Special honors and distinctions should be afforded to whichever nuclear-armed State is first to come on board. As an American, an Irishman, and an optimist, I hope that Joe Biden will be sworn in as the next President of the United States on January 20, 2021, and that included in his list of top priority actions will be a full review of U.S. non-proliferation and disarmament-related policies in preparation for the NPT Review Conference, which was postponed from 2020 due to the Covid pandemic. Or Russia, perhaps.

I believe that each nuclear-armed State should take steps when it is convinced that its national security will not be imperiled and that its actions will serve to encourage similar actions by its nuclear adversaries – and by all nuclear-armed States.

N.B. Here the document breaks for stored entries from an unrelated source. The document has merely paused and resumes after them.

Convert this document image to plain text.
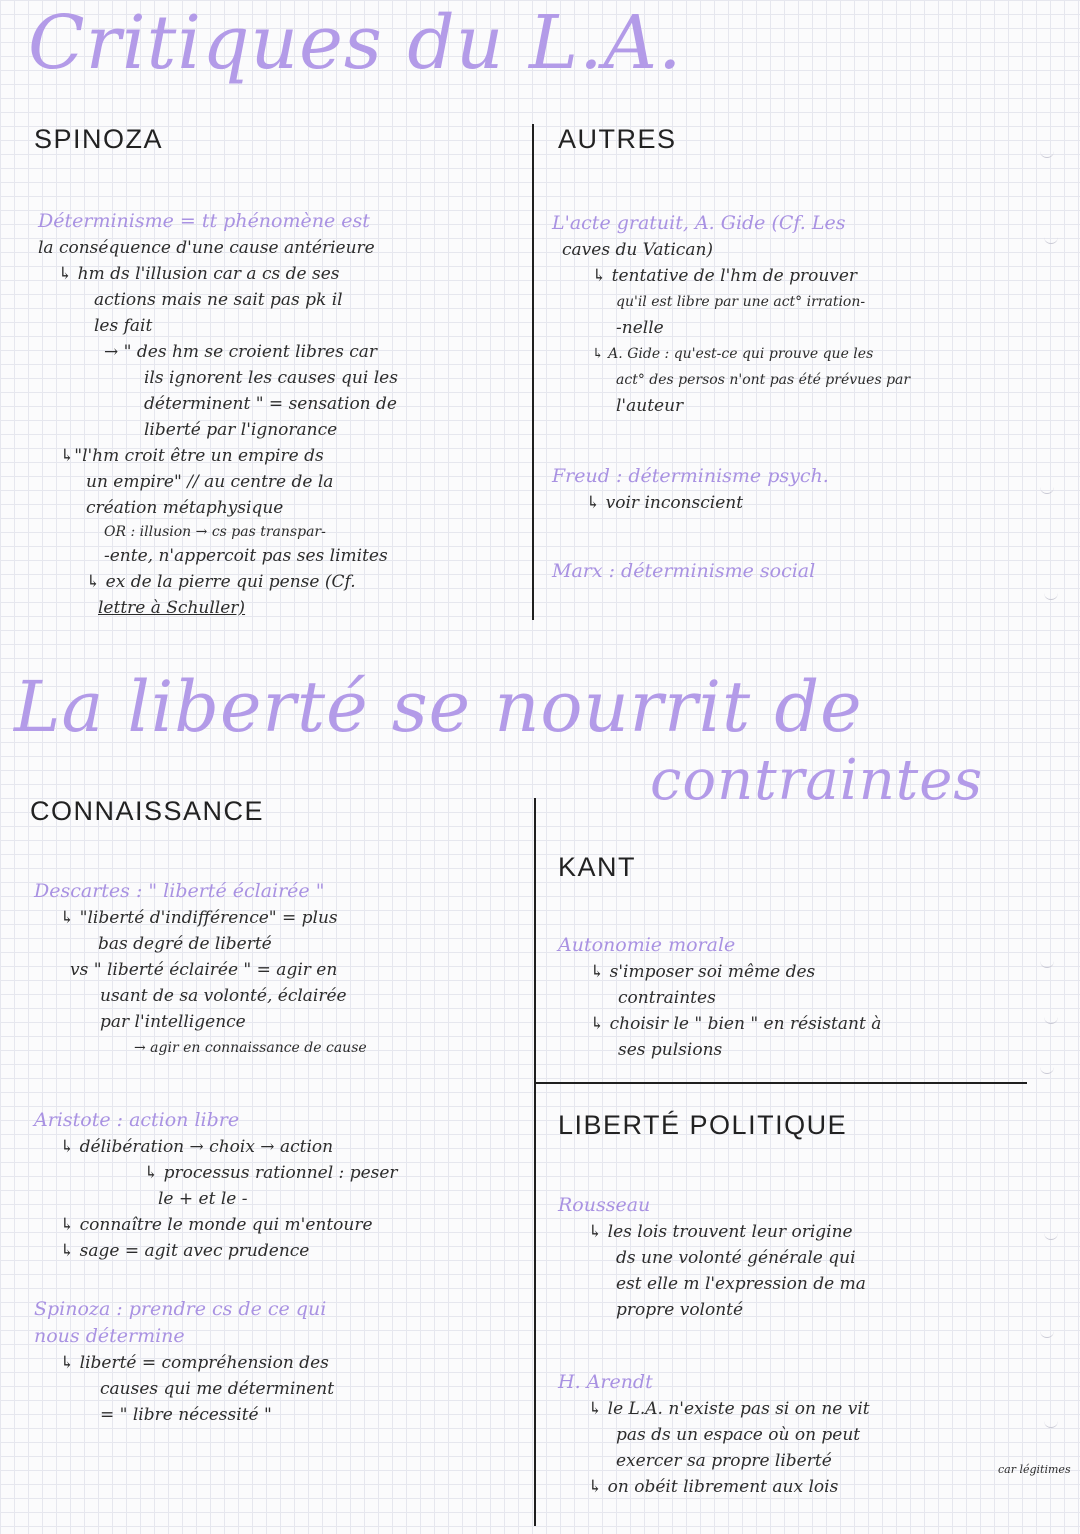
Critiques du L.A.
La liberté se nourrit de
contraintes
SPINOZA	AUTRES
CONNAISSANCE
KANT
LIBERTÉ POLITIQUE
Déterminisme = tt phénomène est
la conséquence d'une cause antérieure
↳ hm ds l'illusion car a cs de ses
actions mais ne sait pas pk il
les fait
→ " des hm se croient libres car
ils ignorent les causes qui les
déterminent " = sensation de
liberté par l'ignorance
↳"l'hm croit être un empire ds
un empire" // au centre de la
création métaphysique
OR : illusion → cs pas transpar-
-ente, n'appercoit pas ses limites
↳ ex de la pierre qui pense (Cf.
lettre à Schuller)
L'acte gratuit, A. Gide (Cf. Les
caves du Vatican)
↳ tentative de l'hm de prouver
qu'il est libre par une act° irration-
-nelle
↳ A. Gide : qu'est-ce qui prouve que les
act° des persos n'ont pas été prévues par
l'auteur
Freud : déterminisme psych.
↳ voir inconscient
Marx : déterminisme social
Descartes : " liberté éclairée "
↳ "liberté d'indifférence" = plus
bas degré de liberté
vs " liberté éclairée " = agir en
usant de sa volonté, éclairée
par l'intelligence
→ agir en connaissance de cause
Aristote : action libre
↳ délibération → choix → action
↳ processus rationnel : peser
le + et le -
↳ connaître le monde qui m'entoure
↳ sage = agit avec prudence
Spinoza : prendre cs de ce qui
nous détermine
↳ liberté = compréhension des
causes qui me déterminent
= " libre nécessité "
Autonomie morale
↳ s'imposer soi même des
contraintes
↳ choisir le " bien " en résistant à
ses pulsions
Rousseau
↳ les lois trouvent leur origine
ds une volonté générale qui
est elle m l'expression de ma
propre volonté
H. Arendt
↳ le L.A. n'existe pas si on ne vit
pas ds un espace où on peut
exercer sa propre liberté
↳ on obéit librement aux lois
car légitimes
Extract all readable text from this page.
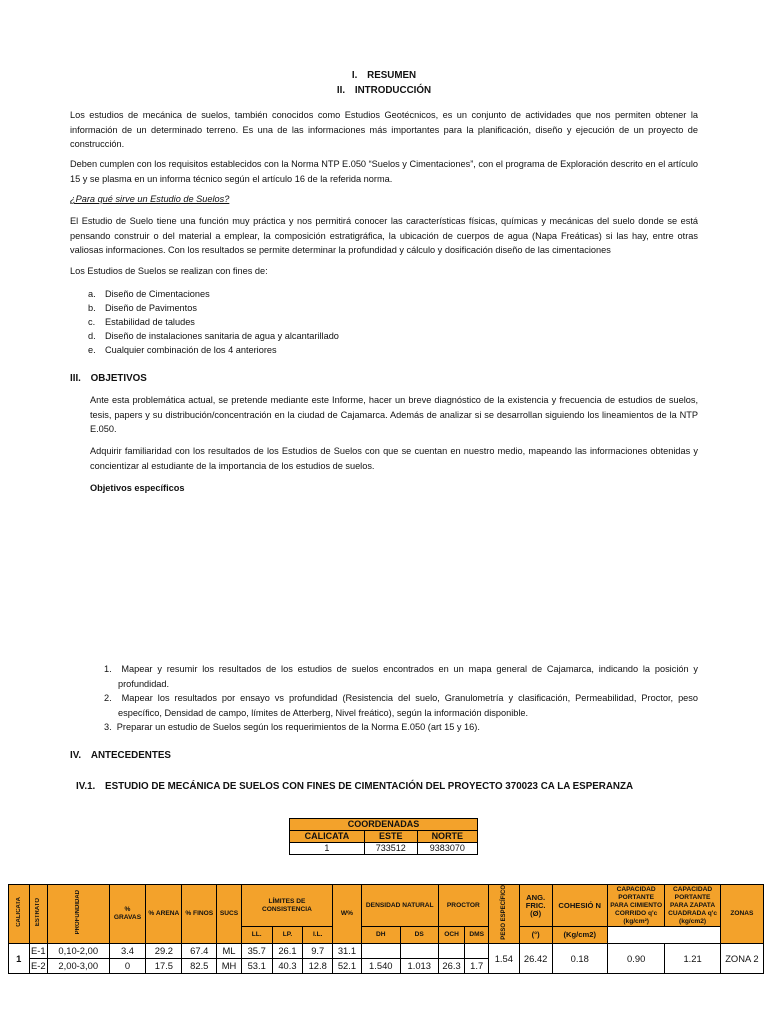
I. RESUMEN
II. INTRODUCCIÓN
Los estudios de mecánica de suelos, también conocidos como Estudios Geotécnicos, es un conjunto de actividades que nos permiten obtener la información de un determinado terreno. Es una de las informaciones más importantes para la planificación, diseño y ejecución de un proyecto de construcción.
Deben cumplen con los requisitos establecidos con la Norma NTP E.050 “Suelos y Cimentaciones”, con el programa de Exploración descrito en el artículo 15 y se plasma en un informa técnico según el artículo 16 de la referida norma.
¿Para qué sirve un Estudio de Suelos?
El Estudio de Suelo tiene una función muy práctica y nos permitirá conocer las características físicas, químicas y mecánicas del suelo donde se está pensando construir o del material a emplear, la composición estratigráfica, la ubicación de cuerpos de agua (Napa Freáticas) si las hay, entre otras valiosas informaciones. Con los resultados se permite determinar la profundidad y cálculo y dosificación diseño de las cimentaciones
Los Estudios de Suelos se realizan con fines de:
a. Diseño de Cimentaciones
b. Diseño de Pavimentos
c. Estabilidad de taludes
d. Diseño de instalaciones sanitaria de agua y alcantarillado
e. Cualquier combinación de los 4 anteriores
III. OBJETIVOS
Ante esta problemática actual, se pretende mediante este Informe, hacer un breve diagnóstico de la existencia y frecuencia de estudios de suelos, tesis, papers y su distribución/concentración en la ciudad de Cajamarca. Además de analizar si se desarrollan siguiendo los lineamientos de la NTP E.050.
Adquirir familiaridad con los resultados de los Estudios de Suelos con que se cuentan en nuestro medio, mapeando las informaciones obtenidas y concientizar al estudiante de la importancia de los estudios de suelos.
Objetivos específicos
1. Mapear y resumir los resultados de los estudios de suelos encontrados en un mapa general de Cajamarca, indicando la posición y profundidad.
2. Mapear los resultados por ensayo vs profundidad (Resistencia del suelo, Granulometría y clasificación, Permeabilidad, Proctor, peso específico, Densidad de campo, límites de Atterberg, Nivel freático), según la información disponible.
3. Preparar un estudio de Suelos según los requerimientos de la Norma E.050 (art 15 y 16).
IV. ANTECEDENTES
IV.1. ESTUDIO DE MECÁNICA DE SUELOS CON FINES DE CIMENTACIÓN DEL PROYECTO 370023 CA LA ESPERANZA
COORDENADAS		
CALICATA	ESTE	NORTE
1	733512	9383070
CALICATA	ESTRATO	PROFUNDIDAD	% GRAVAS	% ARENA	% FINOS	SUCS	LÍMITES DE CONSISTENCIA			W%	DENSIDAD NATURAL		PROCTOR		PESO ESPECÍFICO	ANG. FRIC. (Ø)	COHESIÓ N	CAPACIDAD PORTANTE PARA CIMIENTO CORRIDO q'c (kg/cm²)	CAPACIDAD PORTANTE PARA ZAPATA CUADRADA q'c (kg/cm2)	ZONAS
							LL.	LP.	I.L.		DH	DS	OCH	DMS		(°)	(Kg/cm2)		
1	E-1	0,10-2,00	3.4	29.2	67.4	ML	35.7	26.1	9.7	31.1					1.54	26.42	0.18	0.90	1.21	ZONA 2
	E-2	2,00-3,00	0	17.5	82.5	MH	53.1	40.3	12.8	52.1	1.540	1.013	26.3	1.7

To quote former U.S. Senator Sam Nunn, “To me, you have to ask, what is more naïve, a world without nuclear weapons or moving in that direction, step-by-step, with the ultimate goal of giving people hope, giving them a vision, and a chance to work together toward that long-range goal? What’s naïve? Is that naïve? Or should we believe that we can stay mounted on the tail of this nuclear tiger with eight other countries joining us, and avoid absolute catastrophe? History will tell us.”

Thomas E. Shea, PhD, is currently an Adjunct Senior Fellow at the Federation of American Scientists. Shea served in the Safeguards Department at the IAEA for 24 years, and headed IAEA efforts under the six-year Trilateral Initiative, which explored the feasibility of IAEA verification of classified forms of fissile material released from Russian and American nuclear weapon programmes.